De façon plus générale, c'était aussi à l'occasion de déjeuners d'échange (près ou loin de Sciences-Po), que l'on refaisait ensemble le monde de la documentation. C'était de riches occasions de confrontations d'idées comme par exemple à l'occasion de la conception de la Charte de l'ADBS adoptée en 1996, Martine m'aidant à bien penser et structurer un texte essentiel mais délicat, de nature politique, qui devait servir de cadre directeur pour le développement de l'association.
Je ne voudrais pas terminer cet hommage à notre amie Martine, sans évoquer sa personnalité. Son esprit foncièrement critique pouvait parfois laisser penser qu'elle ne souhaitait pas s'engager trop avant. En fait derrière cette apparente prudence, Martine était bien convaincue de la nécessité d'avancer, d'innover, d'être à l'écoute du monde, de préparer les jeunes professionnels à faire preuve d'imagination, mais toujours dans la plus grande rigueur. Quelqu'un aussi avec qui dialoguer s'avérait toujours très fructueux.

Jean Michel

Témoignage d'Odile Gaultier-Voituriez

Discours prononcé à l'enterrement de Martine Prévot au cimetière du Père-Lachaise, le 27 septembre 2023

Chère Martine,

Il y a 33 ans, un beau jour de début d'été, une personne dynamique vêtue d'un joli ensemble bleu et blanc montait et descendait dans l'amphi Boutmy, à Sciences Po, pour vérifier la sagesse des candidats penchés sur leur copie. Cette jeune femme, c'était toi, premier contact avec l'institution pour nombre d'étudiants dont je faisais partie : tes futurs élèves de la nouvelle promo du DESS Information et documentation - les masters n'existaient pas encore !

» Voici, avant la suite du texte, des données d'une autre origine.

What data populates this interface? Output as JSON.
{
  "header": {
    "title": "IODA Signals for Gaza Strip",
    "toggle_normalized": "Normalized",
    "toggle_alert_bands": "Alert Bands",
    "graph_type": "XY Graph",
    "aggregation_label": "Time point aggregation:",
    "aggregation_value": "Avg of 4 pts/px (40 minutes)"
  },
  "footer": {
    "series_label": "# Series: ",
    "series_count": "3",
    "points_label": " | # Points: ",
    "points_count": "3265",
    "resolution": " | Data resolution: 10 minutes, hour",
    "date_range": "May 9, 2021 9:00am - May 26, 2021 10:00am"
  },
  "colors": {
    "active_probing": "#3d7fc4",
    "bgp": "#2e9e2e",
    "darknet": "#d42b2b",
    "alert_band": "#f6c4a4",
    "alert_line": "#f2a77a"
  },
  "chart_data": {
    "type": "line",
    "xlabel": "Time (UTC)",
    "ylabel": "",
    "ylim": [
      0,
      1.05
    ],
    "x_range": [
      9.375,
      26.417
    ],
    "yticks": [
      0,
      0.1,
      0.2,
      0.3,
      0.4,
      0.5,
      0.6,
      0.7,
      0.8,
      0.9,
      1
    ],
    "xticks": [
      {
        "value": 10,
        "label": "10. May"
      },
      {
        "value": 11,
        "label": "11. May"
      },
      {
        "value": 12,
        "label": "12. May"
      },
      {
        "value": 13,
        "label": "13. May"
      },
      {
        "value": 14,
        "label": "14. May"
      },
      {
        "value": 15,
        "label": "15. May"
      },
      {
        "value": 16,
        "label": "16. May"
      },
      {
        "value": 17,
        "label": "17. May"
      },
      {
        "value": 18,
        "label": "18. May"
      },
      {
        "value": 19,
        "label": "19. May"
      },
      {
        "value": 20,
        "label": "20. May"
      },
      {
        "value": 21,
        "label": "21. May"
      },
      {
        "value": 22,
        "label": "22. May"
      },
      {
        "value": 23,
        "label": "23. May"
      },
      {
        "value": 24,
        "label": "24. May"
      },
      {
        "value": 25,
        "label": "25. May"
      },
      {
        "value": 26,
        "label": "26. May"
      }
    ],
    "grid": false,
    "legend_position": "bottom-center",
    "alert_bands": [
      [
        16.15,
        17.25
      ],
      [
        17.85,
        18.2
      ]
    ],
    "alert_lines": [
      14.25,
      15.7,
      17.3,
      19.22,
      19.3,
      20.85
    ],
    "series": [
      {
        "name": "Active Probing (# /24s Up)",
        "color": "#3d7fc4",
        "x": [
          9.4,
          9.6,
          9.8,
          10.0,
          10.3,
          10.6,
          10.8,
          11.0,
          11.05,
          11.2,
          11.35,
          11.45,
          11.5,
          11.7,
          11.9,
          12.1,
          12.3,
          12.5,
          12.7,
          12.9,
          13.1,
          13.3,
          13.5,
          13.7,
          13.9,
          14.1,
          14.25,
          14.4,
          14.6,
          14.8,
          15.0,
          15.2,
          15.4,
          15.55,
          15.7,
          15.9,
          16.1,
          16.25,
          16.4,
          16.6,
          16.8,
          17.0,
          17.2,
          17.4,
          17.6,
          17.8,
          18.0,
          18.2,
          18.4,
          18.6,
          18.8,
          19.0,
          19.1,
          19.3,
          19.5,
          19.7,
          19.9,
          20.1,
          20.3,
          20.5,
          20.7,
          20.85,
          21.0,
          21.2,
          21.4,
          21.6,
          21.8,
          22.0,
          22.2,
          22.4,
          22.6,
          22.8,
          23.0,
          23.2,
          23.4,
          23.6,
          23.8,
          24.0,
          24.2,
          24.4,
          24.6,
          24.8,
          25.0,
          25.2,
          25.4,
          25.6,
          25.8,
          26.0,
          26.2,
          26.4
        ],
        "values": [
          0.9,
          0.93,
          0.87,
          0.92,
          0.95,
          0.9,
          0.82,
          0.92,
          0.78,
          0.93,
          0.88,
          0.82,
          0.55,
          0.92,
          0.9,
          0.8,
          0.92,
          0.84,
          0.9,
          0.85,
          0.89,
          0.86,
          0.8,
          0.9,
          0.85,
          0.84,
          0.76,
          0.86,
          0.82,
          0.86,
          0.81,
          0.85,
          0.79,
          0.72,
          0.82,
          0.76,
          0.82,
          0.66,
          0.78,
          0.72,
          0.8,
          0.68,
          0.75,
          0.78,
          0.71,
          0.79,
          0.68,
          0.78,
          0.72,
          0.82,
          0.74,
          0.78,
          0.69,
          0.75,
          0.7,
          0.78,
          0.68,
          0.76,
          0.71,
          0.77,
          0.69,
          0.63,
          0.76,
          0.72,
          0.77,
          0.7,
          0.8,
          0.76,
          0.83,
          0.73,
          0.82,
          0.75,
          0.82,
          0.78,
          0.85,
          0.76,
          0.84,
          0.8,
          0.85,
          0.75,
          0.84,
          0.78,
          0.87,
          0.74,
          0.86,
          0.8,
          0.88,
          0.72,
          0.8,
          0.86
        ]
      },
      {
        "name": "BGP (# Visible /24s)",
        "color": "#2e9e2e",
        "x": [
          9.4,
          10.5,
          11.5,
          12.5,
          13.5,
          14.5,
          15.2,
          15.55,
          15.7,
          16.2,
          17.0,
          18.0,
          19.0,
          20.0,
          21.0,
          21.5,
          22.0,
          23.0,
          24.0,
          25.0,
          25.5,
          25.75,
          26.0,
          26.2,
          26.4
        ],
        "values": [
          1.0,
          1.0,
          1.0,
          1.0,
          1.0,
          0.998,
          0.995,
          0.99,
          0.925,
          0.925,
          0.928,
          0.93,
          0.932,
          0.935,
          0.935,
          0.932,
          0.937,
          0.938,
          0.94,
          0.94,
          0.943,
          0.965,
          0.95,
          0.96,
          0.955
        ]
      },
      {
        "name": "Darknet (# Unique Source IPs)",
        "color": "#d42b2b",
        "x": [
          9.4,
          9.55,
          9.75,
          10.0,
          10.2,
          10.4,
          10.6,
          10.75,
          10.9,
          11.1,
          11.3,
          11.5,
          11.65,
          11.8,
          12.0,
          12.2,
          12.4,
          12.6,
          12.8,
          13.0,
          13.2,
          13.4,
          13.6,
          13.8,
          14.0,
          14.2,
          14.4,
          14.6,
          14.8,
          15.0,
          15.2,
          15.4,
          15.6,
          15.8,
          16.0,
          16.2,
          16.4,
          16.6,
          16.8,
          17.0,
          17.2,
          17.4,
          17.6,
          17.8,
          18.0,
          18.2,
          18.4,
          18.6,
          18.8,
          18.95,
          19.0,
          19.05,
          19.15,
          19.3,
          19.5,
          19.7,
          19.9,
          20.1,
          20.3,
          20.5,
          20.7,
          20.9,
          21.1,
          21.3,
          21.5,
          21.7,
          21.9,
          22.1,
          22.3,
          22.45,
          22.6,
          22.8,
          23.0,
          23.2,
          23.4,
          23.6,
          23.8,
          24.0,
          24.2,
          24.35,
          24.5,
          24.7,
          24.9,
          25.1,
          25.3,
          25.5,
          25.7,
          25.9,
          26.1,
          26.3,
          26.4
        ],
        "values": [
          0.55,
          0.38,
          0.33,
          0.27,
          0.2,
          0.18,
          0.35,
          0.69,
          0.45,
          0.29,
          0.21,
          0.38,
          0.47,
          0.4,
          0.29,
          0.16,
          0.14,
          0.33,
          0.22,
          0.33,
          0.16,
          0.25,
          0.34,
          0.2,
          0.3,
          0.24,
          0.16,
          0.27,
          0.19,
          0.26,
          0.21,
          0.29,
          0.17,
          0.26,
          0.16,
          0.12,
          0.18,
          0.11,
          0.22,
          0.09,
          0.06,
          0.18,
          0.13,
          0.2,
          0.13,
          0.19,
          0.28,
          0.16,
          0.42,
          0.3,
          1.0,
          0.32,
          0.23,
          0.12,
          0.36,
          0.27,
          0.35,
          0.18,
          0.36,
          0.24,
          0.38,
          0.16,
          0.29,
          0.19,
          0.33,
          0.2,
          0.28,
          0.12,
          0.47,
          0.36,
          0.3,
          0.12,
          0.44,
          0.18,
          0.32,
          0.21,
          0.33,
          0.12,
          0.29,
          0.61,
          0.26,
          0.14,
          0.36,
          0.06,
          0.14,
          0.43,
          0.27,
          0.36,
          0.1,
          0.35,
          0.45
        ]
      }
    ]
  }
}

Tu t'es donnée corps et âme pour cette formation en laquelle tu croyais, visionnaire après Jean Meyriat sur le rôle de l'information et de la documentation dans les entreprises et les institutions, très tôt consciente du rôle essentiel de l'informatique dans nos métiers. Tu recrutais, formais, enseignais comme maître de conférences associée, trouvais des stages, gardais des liens et constituais le réseau des anciens, avec dynamisme et efficacité.

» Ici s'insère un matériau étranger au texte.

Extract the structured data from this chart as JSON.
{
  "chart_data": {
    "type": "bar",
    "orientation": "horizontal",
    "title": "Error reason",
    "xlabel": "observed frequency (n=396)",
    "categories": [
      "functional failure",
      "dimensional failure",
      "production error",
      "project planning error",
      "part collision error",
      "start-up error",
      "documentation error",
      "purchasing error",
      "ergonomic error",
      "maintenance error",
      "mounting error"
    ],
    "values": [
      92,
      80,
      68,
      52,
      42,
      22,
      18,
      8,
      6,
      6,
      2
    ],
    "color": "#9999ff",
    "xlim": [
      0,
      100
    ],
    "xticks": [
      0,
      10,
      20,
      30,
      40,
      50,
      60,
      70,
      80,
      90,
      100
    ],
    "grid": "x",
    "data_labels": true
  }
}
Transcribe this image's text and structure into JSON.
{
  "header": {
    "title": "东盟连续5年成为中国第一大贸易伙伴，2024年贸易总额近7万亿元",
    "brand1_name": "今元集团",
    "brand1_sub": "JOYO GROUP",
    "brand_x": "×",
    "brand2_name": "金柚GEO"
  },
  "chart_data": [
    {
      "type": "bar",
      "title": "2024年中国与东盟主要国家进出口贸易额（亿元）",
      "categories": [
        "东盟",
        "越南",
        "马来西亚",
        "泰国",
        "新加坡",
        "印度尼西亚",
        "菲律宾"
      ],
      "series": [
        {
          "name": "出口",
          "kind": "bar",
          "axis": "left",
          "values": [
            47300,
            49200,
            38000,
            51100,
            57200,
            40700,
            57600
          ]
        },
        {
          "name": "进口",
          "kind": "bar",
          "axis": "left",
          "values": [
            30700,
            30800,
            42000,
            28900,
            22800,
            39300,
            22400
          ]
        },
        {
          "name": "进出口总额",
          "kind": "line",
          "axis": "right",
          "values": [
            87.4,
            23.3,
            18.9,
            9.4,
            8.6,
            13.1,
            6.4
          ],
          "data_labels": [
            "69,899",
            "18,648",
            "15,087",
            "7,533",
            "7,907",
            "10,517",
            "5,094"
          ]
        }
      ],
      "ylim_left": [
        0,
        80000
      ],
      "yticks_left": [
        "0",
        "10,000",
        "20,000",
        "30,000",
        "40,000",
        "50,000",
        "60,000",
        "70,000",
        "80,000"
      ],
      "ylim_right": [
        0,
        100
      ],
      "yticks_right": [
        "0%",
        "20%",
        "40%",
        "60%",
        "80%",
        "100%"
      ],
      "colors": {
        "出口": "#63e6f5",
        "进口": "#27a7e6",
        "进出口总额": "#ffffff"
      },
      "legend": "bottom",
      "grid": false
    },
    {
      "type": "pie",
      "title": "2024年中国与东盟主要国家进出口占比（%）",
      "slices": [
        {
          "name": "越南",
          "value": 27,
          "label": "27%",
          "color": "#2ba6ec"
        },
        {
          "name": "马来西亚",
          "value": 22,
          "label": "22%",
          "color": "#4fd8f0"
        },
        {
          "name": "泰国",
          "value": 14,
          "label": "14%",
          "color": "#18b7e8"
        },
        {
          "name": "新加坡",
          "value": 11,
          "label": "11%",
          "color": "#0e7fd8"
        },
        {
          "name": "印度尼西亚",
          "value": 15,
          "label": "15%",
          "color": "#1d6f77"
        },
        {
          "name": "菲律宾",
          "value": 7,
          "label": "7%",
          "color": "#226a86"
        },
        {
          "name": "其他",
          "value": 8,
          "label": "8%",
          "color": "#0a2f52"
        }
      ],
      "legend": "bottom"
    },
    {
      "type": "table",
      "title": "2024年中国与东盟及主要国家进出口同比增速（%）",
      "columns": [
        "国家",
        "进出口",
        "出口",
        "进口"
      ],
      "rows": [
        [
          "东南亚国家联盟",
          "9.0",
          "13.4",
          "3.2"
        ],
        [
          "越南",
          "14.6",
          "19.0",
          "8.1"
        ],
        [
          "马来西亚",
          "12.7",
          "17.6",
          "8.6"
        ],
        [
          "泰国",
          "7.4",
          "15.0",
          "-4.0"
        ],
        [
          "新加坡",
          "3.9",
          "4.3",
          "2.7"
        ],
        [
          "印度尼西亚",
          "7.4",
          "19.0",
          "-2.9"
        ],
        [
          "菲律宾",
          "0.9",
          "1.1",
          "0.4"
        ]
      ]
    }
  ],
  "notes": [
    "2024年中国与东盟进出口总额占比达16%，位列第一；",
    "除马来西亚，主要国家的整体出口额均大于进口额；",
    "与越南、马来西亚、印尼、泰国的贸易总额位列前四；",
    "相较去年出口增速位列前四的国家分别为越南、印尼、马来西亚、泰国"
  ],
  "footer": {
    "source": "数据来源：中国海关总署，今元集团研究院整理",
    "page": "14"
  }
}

Mais auparavant, et après avoir obtenu toi-même le DESS à la suite de tes études d'histoire et d'une première expérience professionnelle, tu avais travaillé au centre de documentation de Sciences Po, lieu d'innovations passionnantes mis en place par Jean Meyriat. Analyse d'articles scientifiques et choix et indexation d'articles de presse ont constitué ton riche quotidien intellectuel pendant dix ans, de 1973 à 1983. Francine, Sylvie et Marie sauraient en parler mieux que moi ! Pendant les 42 ans où Nicole Richard a dirigé le centre de doc, 42 enfants sont nés, comme elle aimait à le rappeler, et vous en faites partie, Julien, Amélie et Pauline !

Parallèlement, tu t'es engagée, Martine, dans l'aventure associative professionnelle, notamment pour la formation bien sûr, à l'ADBS et à l'association internationale des écoles francophones en sciences de l'information. Tu as contribué au rayonnement de la profession par des articles et des interventions. Tu as participé à de nombreux jurys, à l'INA, au CNRS, à la Documentation française et à celui du CAPES.

Malheureusement, le DESS a été supprimé. Cela a été un crève-cœur pour toi. Les dernières années de ta carrière, de 2007 à 2011, ont été consacrées à la toute jeune Mission archives, aux côtés de Yanick Muguet. Tu as saisi le sujet à bras-le-corps, récupérant et sauvant les archives de l'institution réparties dans tous les lieux possibles et imaginables. Tu as rédigé une dernière note, claire et précise, pour expliquer la situation et transmettre, une dernière fois, comme tu l'avais si souvent fait comme enseignante.

Merci, Martine, pour tout ce que tu nous as transmis et laissé, avec ta vive intelligence, ton franc-parler et ton cœur.